В левой верхней части картины парят три полупрозрачных существа: ангел и две ангелицы. Они только что призвали Жанну, которая работала за ткацким станком в родительском саду, спасать Францию. Одна из ангелиц обхватила лицо руками. Слыша зов, Жанна в экстатическом забытьи нетвердыми шагами идет к зрителю, ее левая рука протянута, точно она ищет опоры. Аккуратно помещенные художником на линии взора ангела, пальцы этой руки, вместо того чтобы ухватиться за листья или ветку, словно бы растворяются в воздухе. На информационном стенде музея написано, что Бастьен-Лепажа критиковали за неспособность примирить бестелесность ангелов с реалистичным изображением будущей святой, но эта-то «неспособность» и делает картину одной из самых моих любимых. Напряжение между метафизическим и физическим мирами, между двумя уровнями бытия вызывает сбой, «глюк» в матрице картины; пальцы оказываются поглощены фоном. Когда я стоял в тот день с Алекс перед полотном, оно напомнило мне фотографию, которую носит с собой Марти в кинокартине «Назад в будущее» – в ключевом фильме моего детства и отрочества: путешествие Марти вспять во времени нарушает предысторию его семьи, и он, его брат и сестра постепенно тают на этом снимке. Но руку на холсте дематериализует присутствие, а не отсутствие: Жанну влечет в будущее.
Мы с Роберто мастерили диораму в обувной коробке в дополнение к книжке, которую собирались издать за мой счет, о научной путанице, связанной с бронтозаврами: в девятнадцатом веке один палеонтолог соединил череп камаразавра со скелетом апатозавра и решил, что открыл новый вид; один из двух знаменитых динозавров моего детства, получается, не существовал, и эта поправка, наряду с переводом Плутона из планет в плутоиды, задним числом сильно ударила по моему детскому мировосприятию, по отложившимся у меня в памяти представлениям о космическом пространстве и геологическом времени. Восьмилетний Роберто учился у моего друга Аарона в третьем классе двуязычной школы в Сансет-Парке. Как-то раз я спросил Аарона, не смогу ли я быть полезен кому-либо из его учеников, а заодно и немного попрактиковаться в испанском. Мальчик умный и общительный, Роберто проявлял еще большую склонность отвлекаться, чем средний ребенок его возраста, и Аарон посчитал, что, поработав со мной после школы над рядом проектов, он, может быть, мимоходом приучится к сосредоточенности или, по крайней мере, получит о ней понятие. Официального разрешения находиться в школе у меня не было, но Аарон, сделав упор на том, что я автор опубликованных книг, спросил согласия у мамы Роберто, и она его дала.

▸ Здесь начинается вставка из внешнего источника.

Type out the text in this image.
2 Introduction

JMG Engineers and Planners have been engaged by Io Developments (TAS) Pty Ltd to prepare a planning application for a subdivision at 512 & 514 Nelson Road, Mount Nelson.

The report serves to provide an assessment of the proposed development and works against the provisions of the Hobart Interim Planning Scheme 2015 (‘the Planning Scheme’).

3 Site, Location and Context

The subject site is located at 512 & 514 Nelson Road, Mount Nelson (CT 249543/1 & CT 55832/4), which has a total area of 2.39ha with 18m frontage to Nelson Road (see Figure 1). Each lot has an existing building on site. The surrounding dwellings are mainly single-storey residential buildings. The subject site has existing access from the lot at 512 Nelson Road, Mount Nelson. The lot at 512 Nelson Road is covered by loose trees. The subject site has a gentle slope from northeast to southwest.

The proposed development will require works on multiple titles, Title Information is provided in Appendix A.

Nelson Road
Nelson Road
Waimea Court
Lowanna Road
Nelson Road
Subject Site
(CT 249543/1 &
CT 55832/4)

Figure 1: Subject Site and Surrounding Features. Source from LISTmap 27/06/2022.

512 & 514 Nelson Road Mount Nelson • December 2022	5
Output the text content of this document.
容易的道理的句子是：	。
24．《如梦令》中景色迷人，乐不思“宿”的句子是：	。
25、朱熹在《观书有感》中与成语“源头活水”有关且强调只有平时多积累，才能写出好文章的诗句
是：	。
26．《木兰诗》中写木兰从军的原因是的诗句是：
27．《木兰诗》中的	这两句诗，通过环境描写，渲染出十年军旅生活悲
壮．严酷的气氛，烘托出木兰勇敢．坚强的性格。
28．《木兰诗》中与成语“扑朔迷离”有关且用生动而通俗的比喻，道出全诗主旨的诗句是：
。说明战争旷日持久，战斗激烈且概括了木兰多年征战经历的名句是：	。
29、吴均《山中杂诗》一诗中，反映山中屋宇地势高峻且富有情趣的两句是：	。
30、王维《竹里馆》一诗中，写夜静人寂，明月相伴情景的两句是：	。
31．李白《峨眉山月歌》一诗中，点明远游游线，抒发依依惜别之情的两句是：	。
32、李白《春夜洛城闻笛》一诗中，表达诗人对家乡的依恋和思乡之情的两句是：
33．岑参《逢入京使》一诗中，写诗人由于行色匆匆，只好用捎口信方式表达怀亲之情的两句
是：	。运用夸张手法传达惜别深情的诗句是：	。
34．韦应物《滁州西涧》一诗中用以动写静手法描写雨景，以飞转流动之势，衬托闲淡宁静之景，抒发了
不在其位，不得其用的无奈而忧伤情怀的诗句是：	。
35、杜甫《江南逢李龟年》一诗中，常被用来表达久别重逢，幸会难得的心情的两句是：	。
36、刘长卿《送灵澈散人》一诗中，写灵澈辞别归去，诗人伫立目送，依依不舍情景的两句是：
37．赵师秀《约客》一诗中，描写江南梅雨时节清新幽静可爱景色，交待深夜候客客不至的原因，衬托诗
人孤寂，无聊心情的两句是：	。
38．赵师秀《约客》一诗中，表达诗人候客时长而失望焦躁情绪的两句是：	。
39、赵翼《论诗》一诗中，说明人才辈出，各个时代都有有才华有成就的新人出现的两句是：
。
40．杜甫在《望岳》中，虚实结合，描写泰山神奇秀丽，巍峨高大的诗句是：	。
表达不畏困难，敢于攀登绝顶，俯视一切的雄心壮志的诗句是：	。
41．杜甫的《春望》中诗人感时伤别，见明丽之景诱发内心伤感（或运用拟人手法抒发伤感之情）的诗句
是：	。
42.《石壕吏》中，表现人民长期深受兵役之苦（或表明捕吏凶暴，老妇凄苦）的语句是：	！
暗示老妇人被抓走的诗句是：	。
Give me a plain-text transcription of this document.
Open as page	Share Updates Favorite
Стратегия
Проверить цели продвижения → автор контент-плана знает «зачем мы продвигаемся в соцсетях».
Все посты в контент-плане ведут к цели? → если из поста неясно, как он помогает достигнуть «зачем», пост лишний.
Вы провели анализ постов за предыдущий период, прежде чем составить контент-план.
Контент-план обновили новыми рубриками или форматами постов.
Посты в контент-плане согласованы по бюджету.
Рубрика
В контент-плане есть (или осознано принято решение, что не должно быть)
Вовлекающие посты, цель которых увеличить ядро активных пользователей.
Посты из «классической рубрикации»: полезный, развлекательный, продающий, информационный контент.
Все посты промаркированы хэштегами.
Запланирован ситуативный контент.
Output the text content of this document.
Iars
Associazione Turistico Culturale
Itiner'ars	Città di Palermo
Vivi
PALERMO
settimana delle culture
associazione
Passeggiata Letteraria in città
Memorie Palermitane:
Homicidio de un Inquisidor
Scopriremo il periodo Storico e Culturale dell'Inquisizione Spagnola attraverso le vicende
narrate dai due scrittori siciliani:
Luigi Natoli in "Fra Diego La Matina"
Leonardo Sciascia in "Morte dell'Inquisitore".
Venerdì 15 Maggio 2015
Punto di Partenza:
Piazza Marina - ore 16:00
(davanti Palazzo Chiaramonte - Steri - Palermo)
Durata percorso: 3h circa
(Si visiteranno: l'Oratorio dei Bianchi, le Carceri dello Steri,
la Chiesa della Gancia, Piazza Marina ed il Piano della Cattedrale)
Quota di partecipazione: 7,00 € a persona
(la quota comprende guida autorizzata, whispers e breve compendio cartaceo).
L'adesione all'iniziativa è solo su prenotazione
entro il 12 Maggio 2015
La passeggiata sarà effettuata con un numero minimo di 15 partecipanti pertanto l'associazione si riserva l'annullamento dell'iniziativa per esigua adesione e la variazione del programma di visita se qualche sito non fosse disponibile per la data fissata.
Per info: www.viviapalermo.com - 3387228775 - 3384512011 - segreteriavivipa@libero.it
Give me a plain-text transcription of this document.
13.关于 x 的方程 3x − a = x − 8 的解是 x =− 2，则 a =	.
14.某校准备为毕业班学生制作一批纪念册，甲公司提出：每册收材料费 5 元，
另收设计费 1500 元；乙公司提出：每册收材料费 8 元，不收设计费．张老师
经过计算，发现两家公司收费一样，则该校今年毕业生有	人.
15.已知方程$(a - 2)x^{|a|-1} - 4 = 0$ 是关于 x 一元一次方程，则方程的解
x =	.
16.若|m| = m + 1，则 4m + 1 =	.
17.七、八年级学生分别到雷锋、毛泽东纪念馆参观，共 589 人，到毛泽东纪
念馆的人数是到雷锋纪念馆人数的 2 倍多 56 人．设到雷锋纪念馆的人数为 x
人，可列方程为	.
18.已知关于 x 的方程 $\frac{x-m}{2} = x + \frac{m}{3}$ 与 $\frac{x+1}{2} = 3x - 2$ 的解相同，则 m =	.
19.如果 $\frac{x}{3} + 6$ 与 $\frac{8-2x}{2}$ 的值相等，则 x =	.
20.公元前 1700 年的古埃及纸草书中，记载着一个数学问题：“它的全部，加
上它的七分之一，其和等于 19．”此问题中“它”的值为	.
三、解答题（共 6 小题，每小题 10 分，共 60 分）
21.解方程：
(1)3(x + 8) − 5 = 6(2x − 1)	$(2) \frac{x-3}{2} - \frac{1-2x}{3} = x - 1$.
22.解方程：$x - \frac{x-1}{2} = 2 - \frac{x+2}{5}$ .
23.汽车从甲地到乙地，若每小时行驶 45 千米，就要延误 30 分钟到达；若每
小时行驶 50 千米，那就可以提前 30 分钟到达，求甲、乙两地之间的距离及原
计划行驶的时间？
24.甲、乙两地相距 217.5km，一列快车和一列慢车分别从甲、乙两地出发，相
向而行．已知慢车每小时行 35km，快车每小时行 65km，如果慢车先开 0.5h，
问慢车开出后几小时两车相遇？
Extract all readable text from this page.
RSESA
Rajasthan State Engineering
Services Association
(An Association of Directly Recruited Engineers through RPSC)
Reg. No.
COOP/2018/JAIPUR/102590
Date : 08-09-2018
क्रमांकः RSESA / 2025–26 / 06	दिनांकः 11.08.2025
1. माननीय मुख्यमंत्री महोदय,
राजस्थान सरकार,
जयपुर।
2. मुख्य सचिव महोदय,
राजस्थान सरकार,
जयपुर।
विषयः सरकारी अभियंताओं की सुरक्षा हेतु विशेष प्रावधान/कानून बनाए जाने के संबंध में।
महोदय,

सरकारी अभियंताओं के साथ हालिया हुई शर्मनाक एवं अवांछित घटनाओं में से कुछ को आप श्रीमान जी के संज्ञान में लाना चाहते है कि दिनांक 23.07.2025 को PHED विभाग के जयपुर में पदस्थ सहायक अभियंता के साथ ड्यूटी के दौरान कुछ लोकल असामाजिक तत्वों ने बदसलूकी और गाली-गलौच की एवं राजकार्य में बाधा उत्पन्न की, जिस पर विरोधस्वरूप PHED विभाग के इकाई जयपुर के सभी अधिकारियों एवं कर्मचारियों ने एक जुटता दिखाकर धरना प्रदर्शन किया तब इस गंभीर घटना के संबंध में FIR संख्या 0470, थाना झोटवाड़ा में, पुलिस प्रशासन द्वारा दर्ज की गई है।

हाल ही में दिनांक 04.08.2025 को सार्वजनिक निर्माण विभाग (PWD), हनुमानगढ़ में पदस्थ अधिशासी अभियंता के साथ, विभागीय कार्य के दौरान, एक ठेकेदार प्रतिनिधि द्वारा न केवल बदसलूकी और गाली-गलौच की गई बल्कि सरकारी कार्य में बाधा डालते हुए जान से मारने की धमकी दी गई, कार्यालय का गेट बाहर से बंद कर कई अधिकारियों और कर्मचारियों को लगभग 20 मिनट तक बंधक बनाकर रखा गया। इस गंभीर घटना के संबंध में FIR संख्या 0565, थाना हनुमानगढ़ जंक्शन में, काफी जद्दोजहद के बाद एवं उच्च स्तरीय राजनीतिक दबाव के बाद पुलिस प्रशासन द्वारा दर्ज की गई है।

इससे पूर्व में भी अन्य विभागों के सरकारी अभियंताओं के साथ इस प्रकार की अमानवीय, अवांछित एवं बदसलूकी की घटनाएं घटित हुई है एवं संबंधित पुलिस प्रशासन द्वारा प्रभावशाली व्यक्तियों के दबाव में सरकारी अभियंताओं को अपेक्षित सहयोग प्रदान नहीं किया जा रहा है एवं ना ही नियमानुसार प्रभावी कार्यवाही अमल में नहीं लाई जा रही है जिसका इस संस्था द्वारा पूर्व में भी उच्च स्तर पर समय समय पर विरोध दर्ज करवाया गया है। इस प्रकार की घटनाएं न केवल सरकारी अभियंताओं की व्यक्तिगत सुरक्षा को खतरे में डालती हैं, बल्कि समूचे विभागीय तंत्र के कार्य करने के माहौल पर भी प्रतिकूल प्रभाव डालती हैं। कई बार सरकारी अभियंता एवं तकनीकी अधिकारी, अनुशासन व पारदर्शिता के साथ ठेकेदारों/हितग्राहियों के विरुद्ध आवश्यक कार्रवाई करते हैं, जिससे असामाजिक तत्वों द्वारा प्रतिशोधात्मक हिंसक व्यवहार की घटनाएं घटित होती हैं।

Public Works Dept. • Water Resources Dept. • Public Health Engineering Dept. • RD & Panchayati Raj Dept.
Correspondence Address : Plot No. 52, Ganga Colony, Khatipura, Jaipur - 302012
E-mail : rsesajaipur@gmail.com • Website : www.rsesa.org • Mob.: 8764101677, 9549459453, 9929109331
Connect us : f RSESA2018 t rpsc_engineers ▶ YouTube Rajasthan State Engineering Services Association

Во время нашего первого занятия Роберто выдал аллергическую реакцию на орехи в батончиках гранолы, которыми я его, не посоветовавшись с Аароном, угостил, и, видя, как он покраснел, и слыша, как тяжело он дышит, я испытал животный страх; мне представилось, как я пытаюсь открыть ему дыхательное горло карандашом. К счастью, из соседнего класса, где у него была какая-то встреча, пришел Аарон и успокоил меня, сказав, что аллергия у Роберто умеренная и реакция скоро пройдет, но попросил впредь быть более осторожным; он не знал, что я принес угощение. На третьей или четвертой неделе занятий, опять в отсутствие Аарона, Роберто вдруг взбунтовался, заявил, что идет искать приятелей и я не могу ему помешать, потому что я не учитель. Он бросился бежать по коридору, я быстрым шагом пошел за ним, мои щеки горели от смущения, и я боялся, что какой-нибудь взрослый очевидец примет эту краску за проявление похоти. В конце концов я обнаружил его в углу спортзала, который был также и столовой, в маленьком кружке одноклассников, столпившихся вокруг поистине гигантского дохлого таракана. Я смог привести Роберто обратно в класс, только пообещав, что позволю ему поиграть на моем айфоне.